A: I called Woody Allen’s agent, [Jack] Rollins and [Charles] Joffe. I don’t know whether I talked to Rollins or Joffe. I told him I was running a magazine called Jock and wanted to know if Woody would be available to write a piece about what it was like growing up playing stickball in New York. He said, “I doubt it, but I promise you I’ll mention it to him.” An hour later I got a call from Rollins or Joffe, and he said, “Yeah, Woody would love to do it. He’s doing a play, ‘Play it Again, Sam,’ and does two shows on Sunday. Come between the matinee and the evening performance, bring a photographer and you can get your story and your pictures.”

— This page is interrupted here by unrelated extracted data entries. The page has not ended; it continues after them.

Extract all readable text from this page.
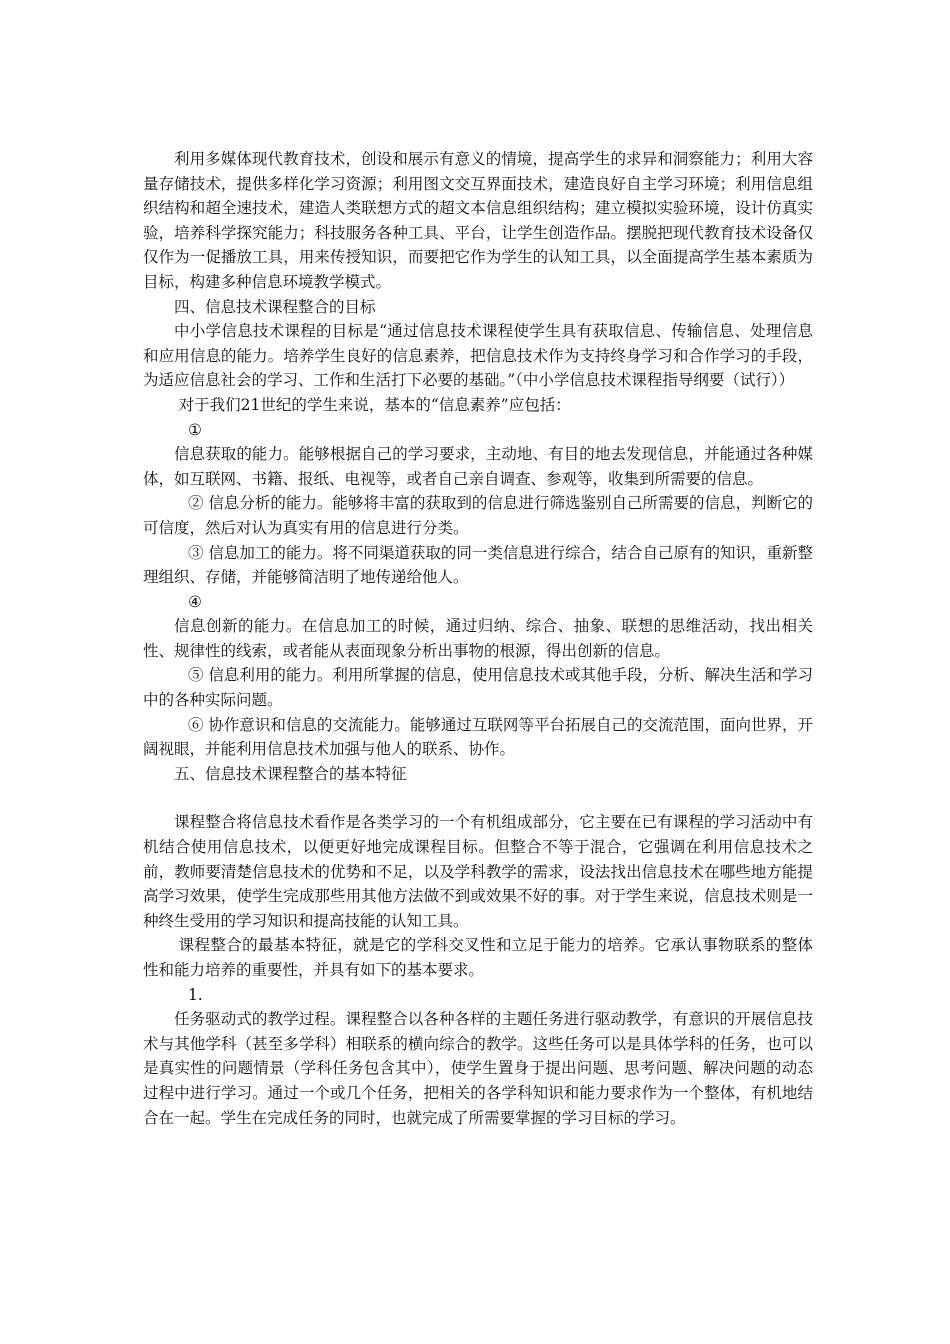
利用多媒体现代教育技术，创设和展示有意义的情境，提高学生的求异和洞察能力；利用大容量存储技术，提供多样化学习资源；利用图文交互界面技术，建造良好自主学习环境；利用信息组织结构和超全速技术，建造人类联想方式的超文本信息组织结构；建立模拟实验环境，设计仿真实验，培养科学探究能力；科技服务各种工具、平台，让学生创造作品。摆脱把现代教育技术设备仅仅作为一促播放工具，用来传授知识，而要把它作为学生的认知工具，以全面提高学生基本素质为目标，构建多种信息环境教学模式。

四、信息技术课程整合的目标

中小学信息技术课程的目标是“通过信息技术课程使学生具有获取信息、传输信息、处理信息和应用信息的能力。培养学生良好的信息素养，把信息技术作为支持终身学习和合作学习的手段，为适应信息社会的学习、工作和生活打下必要的基础。”（中小学信息技术课程指导纲要（试行））

对于我们21世纪的学生来说，基本的“信息素养”应包括：

①

信息获取的能力。能够根据自己的学习要求，主动地、有目的地去发现信息，并能通过各种媒体，如互联网、书籍、报纸、电视等，或者自己亲自调查、参观等，收集到所需要的信息。

② 信息分析的能力。能够将丰富的获取到的信息进行筛选鉴别自己所需要的信息，判断它的可信度，然后对认为真实有用的信息进行分类。

③ 信息加工的能力。将不同渠道获取的同一类信息进行综合，结合自己原有的知识，重新整理组织、存储，并能够简洁明了地传递给他人。

④

信息创新的能力。在信息加工的时候，通过归纳、综合、抽象、联想的思维活动，找出相关性、规律性的线索，或者能从表面现象分析出事物的根源，得出创新的信息。

⑤ 信息利用的能力。利用所掌握的信息，使用信息技术或其他手段，分析、解决生活和学习中的各种实际问题。

⑥ 协作意识和信息的交流能力。能够通过互联网等平台拓展自己的交流范围，面向世界，开阔视眼，并能利用信息技术加强与他人的联系、协作。

五、信息技术课程整合的基本特征

课程整合将信息技术看作是各类学习的一个有机组成部分，它主要在已有课程的学习活动中有机结合使用信息技术，以便更好地完成课程目标。但整合不等于混合，它强调在利用信息技术之前，教师要清楚信息技术的优势和不足，以及学科教学的需求，设法找出信息技术在哪些地方能提高学习效果，使学生完成那些用其他方法做不到或效果不好的事。对于学生来说，信息技术则是一种终生受用的学习知识和提高技能的认知工具。

课程整合的最基本特征，就是它的学科交叉性和立足于能力的培养。它承认事物联系的整体性和能力培养的重要性，并具有如下的基本要求。

1.

任务驱动式的教学过程。课程整合以各种各样的主题任务进行驱动教学，有意识的开展信息技术与其他学科（甚至多学科）相联系的横向综合的教学。这些任务可以是具体学科的任务，也可以是真实性的问题情景（学科任务包含其中），使学生置身于提出问题、思考问题、解决问题的动态过程中进行学习。通过一个或几个任务，把相关的各学科知识和能力要求作为一个整体，有机地结合在一起。学生在完成任务的同时，也就完成了所需要掌握的学习目标的学习。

Q: So it was ghostwritten by you?

A: No. I went there and Woody dictated it to me, it wasn’t ghostwritten. And he said, “What are you doing to do for photographs?” I told him I thought we’d just take a couple of shots of him there in his dressing room. “That doesn’t make any sense,” he said, “not if you’re doing a story on stickball. I know a perfect brownstone about four or five blocks away, let’s go down there.” So about six of us walked down past Eighth Avenue to this brownstone. I had two of my kids with me, they were like 10 and 11, and two of their friends, and they were the rest of the teams. Woody had a stick and a ball, and one of the kids pitched to him and the others played in the field. And that’s where we got the pictures.

Q: All-schoolyard.

A: Now, we did this shoot before the Mets had won the pennant, and after they won I get a call from one of Woody’s managers. He said, “Woody wanted to know if he could ask you a big favor?” I said, “Sure.” “Can you get him four tickets to the World Series?” Honest to God I had to bite my tongue. Are you kidding me? You don’t think that Woody Allen would mean more to the Mets than Mickey Herskowitz from Houston, Texas? For some reason that didn’t occur to him. So I called the Mets PR guy and got him tickets to every home game. Next week I got a handwritten “thank you” note from Woody.

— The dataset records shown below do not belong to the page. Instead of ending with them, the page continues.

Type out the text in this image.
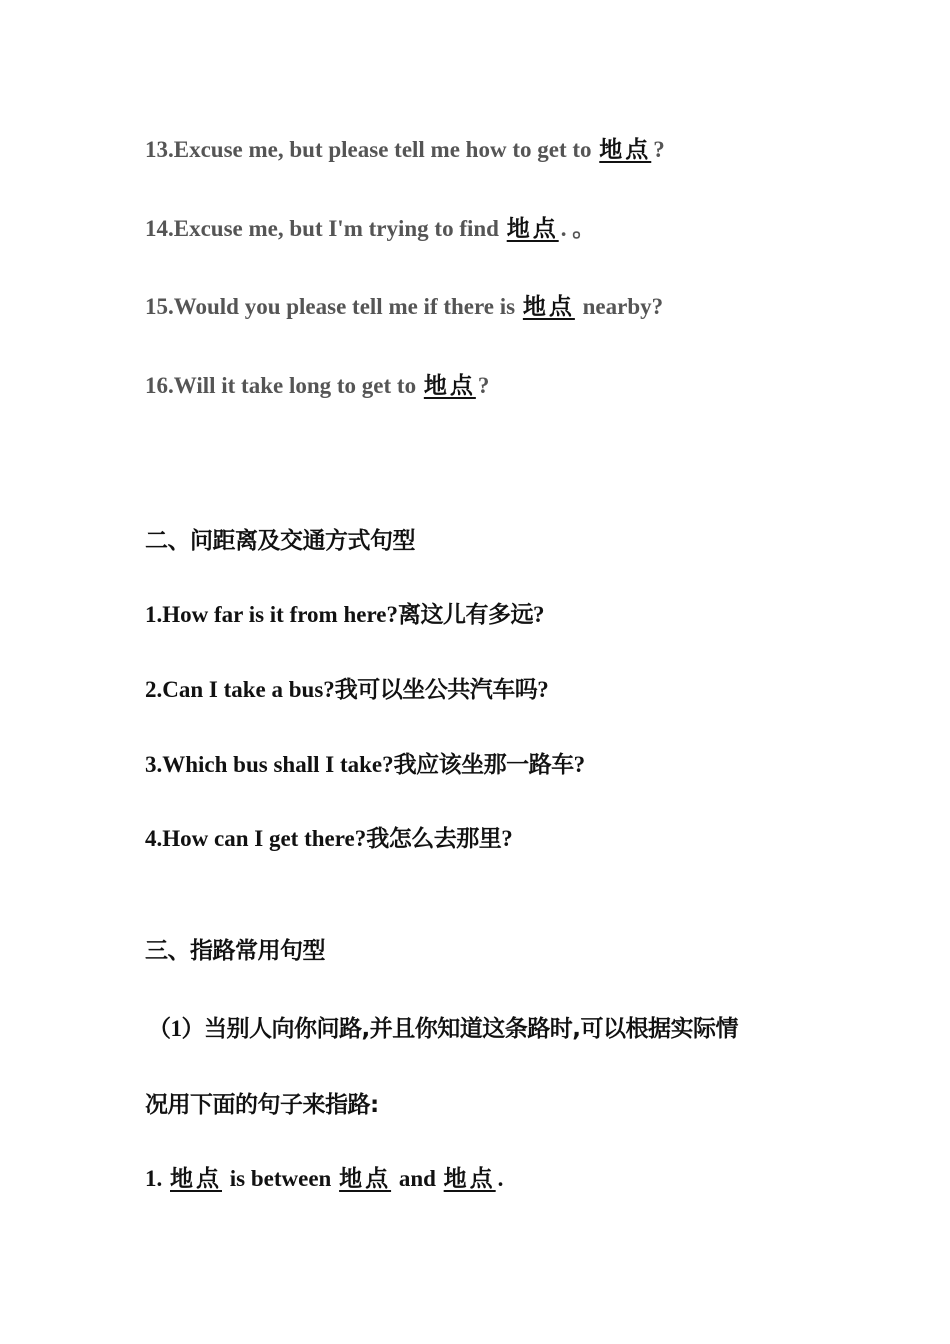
13.Excuse me, but please tell me how to get to 地点?
14.Excuse me, but I'm trying to find 地点. 。
15.Would you please tell me if there is 地点 nearby?
16.Will it take long to get to 地点?
二、问距离及交通方式句型
1.How far is it from here?离这儿有多远?
2.Can I take a bus?我可以坐公共汽车吗?
3.Which bus shall I take?我应该坐那一路车?
4.How can I get there?我怎么去那里?
三、指路常用句型
（1）当别人向你问路,并且你知道这条路时,可以根据实际情
况用下面的句子来指路:
1. 地点 is between 地点 and 地点.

Q: You also had an encounter with Paul Simon, right?

A: I sure did. I was thinking of stories, and it dawned on me that Rollins and Joffe also managed Paul Simon. “The Graduate” had come out, and the song “Mrs. Robinson” was everywhere. So I called up and asked if they thought Paul would be willing to do a story for me on what it was like growing up as a Yankee fan. And Rollins or Joffe said, “Well, I don’t know. I didn’t think Woody would do a story and he did. We’ll ask Paul.” The next day I’m sitting in my office … the secretary put a call through and the voice said, “Mickey?” I said, “Yeah.”

“This is Paul.”

“Paul, who?”

“Paul Simon.”

I was stunned that Paul Simon called. I said: “Paul, jeez, terrific of you to call, and call back so quickly. And to call back yourself. Everybody usually goes through three or four layers of gatekeepers, I’m really impressed.” He said, “Well don’t be. It’s an everyday courtesy.” He talked about what I had pitched and said, “I think it’s a groovy idea and I’d love to do it.” And so I explained what I wanted but also said I’d love it if he could talk about the Joe DiMaggio line, which everyone was so touched by. It took everybody back to nostalgia in their lives.

Q: What did he say about it?

A: He said the line just came to him. He hadn’t had DiMaggio in mind, but his name came to him; he had to have a long enough name to fit the melody. It was funny because he told me that a month or so after the song hit big he was on a TV show with Mickey Mantle and Mantle said, “How come you used DiMaggio’s name in your song and not mine?” Simon said he had to explain to him that it had to do with the melody and not the name.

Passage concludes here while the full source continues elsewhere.